Sure, he’s not the only one doing it. And he’s definitely not the only resource for the flipped classroom. But some of the carping which I’ve read on the blogosphere in recent weeks just seems to be nothing more than professional jealousy.
I was particularly saddened to see Diane Ravitch re-tweet a post today from Gary Rubenstein on Khan. The gist of Gary’s attack on Khan seemed to be that Khan was, well, famous, and he, Gary, wasn’t. In order to prove how much better Gary was, he embedded a specially prepared video tutorial, which, alongside a similar Khan video, would show the world what a proper teacher looked like.
Well, I’m sorry, Gary. I’ve looked at both, and yours comes off worst (even though you proclaimed yours, in your opinion, was better). I personally found it moving at too slow a pace, and wasn’t asking much of your students – Kahn’s first calculation demanded a fractional answer, yours didn’t.
But that’s really not the point of this post.
Who said that posting math videos was a competition? Not Sal Khan. A long while back I posted on the difference between rivalrous and non-rivalrous properties of the Learning Commons. Commodities are rivalrous: if I take a bite out of your apple, there’s less for you to chew on. But some commodities – like learning – are gloriously non-rivalrous. Like a candle doesn’t lose its glow from lighting another candle, so putting forward an idea, like Khan has done, doesn’t take anything away from other pedagogic approaches.
As a teacher, I can choose to use Khan’s Math video, or Rubenstein’s, or any of those that are out there. But, perhaps we should at least give Sal Khan the credit he deserves for spurring on so many people to out-do him, by creating their own online, complementary, flip/non-flipped videos. Be honest, would you have even bothered if you hadn’t seen all the acclaim that Khan was getting?
Come on, people, we’re bigger than this. Salman Khan may have scooped a ton of money from Gates and Google, but that doesn’t mean to say that any of the kids we teach are worse off as a result.
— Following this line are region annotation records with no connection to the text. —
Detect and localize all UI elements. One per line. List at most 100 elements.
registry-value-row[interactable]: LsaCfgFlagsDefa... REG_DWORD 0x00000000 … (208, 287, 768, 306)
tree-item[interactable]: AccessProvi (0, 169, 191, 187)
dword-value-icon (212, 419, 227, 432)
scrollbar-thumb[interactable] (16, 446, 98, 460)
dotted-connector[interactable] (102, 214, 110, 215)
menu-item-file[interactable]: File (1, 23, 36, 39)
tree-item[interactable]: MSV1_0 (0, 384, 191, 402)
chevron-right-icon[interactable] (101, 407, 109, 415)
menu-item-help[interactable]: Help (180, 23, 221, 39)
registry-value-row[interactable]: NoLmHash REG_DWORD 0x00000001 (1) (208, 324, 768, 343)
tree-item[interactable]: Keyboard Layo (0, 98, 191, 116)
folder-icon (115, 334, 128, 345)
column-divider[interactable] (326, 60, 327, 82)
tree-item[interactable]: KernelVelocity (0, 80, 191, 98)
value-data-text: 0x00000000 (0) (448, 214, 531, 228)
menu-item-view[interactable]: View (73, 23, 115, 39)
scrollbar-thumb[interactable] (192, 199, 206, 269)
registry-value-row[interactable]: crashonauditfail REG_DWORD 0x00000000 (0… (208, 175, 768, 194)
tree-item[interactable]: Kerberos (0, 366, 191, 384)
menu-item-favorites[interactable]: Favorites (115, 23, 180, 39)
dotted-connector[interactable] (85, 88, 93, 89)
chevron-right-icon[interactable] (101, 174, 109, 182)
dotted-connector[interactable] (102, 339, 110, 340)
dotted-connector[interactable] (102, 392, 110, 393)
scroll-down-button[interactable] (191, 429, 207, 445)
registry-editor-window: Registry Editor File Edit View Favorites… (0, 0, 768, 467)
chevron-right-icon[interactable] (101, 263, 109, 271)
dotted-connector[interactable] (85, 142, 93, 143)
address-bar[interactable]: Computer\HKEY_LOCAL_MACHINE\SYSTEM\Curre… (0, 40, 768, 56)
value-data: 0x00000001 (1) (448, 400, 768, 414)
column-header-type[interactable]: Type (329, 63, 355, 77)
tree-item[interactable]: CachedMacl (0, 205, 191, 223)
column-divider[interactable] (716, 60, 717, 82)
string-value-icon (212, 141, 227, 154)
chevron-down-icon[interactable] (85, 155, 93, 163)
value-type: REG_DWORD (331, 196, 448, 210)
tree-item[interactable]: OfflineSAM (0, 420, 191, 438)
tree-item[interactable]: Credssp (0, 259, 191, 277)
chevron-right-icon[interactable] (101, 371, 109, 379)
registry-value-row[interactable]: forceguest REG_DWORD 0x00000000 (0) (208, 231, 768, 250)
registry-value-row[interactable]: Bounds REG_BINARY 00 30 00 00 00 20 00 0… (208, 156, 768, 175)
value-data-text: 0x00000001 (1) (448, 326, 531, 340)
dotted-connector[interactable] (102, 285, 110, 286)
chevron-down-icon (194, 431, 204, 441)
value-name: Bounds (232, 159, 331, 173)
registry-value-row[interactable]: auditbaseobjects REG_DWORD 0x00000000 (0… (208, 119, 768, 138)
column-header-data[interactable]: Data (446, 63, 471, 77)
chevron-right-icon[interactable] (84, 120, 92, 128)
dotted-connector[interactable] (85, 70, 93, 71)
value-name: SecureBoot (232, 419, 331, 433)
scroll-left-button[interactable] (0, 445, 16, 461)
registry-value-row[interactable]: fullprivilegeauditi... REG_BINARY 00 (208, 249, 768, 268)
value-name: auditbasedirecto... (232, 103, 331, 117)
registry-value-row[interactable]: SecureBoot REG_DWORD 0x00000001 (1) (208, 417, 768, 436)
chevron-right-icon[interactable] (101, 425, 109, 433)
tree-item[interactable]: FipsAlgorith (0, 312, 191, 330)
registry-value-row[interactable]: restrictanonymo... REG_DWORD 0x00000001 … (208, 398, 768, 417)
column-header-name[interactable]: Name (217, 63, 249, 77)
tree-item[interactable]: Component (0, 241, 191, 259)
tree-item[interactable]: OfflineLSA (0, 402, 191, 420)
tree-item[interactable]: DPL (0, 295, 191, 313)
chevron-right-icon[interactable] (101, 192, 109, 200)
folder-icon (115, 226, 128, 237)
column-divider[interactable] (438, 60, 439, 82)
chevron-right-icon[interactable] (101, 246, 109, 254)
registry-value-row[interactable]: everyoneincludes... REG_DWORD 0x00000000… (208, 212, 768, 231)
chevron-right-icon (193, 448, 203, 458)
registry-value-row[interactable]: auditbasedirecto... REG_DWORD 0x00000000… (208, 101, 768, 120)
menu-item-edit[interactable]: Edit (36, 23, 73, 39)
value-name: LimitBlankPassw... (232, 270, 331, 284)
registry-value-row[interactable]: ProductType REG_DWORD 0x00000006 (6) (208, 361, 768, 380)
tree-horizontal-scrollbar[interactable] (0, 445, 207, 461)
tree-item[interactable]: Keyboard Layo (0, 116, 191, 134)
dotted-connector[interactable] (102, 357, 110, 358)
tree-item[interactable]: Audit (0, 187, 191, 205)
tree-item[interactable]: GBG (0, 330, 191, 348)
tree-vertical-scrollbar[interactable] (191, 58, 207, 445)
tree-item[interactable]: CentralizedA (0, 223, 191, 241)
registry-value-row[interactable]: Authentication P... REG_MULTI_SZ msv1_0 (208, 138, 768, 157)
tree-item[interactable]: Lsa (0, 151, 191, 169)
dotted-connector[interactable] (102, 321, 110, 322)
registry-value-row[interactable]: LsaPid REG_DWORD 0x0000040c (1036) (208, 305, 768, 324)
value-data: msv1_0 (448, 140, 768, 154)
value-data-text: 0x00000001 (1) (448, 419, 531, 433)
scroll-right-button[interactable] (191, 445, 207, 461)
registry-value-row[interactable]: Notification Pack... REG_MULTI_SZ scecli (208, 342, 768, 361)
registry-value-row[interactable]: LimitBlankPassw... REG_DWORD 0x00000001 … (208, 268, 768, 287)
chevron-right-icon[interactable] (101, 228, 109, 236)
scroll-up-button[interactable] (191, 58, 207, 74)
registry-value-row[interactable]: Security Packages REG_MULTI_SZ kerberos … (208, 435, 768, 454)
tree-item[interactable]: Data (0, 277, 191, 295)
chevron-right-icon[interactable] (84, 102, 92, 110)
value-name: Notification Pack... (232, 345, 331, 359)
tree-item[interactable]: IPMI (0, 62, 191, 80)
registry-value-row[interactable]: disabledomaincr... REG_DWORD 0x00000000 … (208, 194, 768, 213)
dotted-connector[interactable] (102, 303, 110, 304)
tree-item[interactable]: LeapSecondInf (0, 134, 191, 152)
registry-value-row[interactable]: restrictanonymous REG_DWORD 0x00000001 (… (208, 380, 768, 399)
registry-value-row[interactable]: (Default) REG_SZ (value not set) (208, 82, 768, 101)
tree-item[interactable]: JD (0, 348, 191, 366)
There are so many other issues in the education world that we should unite over: the dead hand of standardised testing; the so-called accountability agenda; the need to take the great leap forward in pedagogy. In the bigger picture, the Khan Academy getting lots of headlines, and some extrenal funding, comes pretty low down on the list of things to complain about.
I mean, it’s not like it’s compulsory, is it?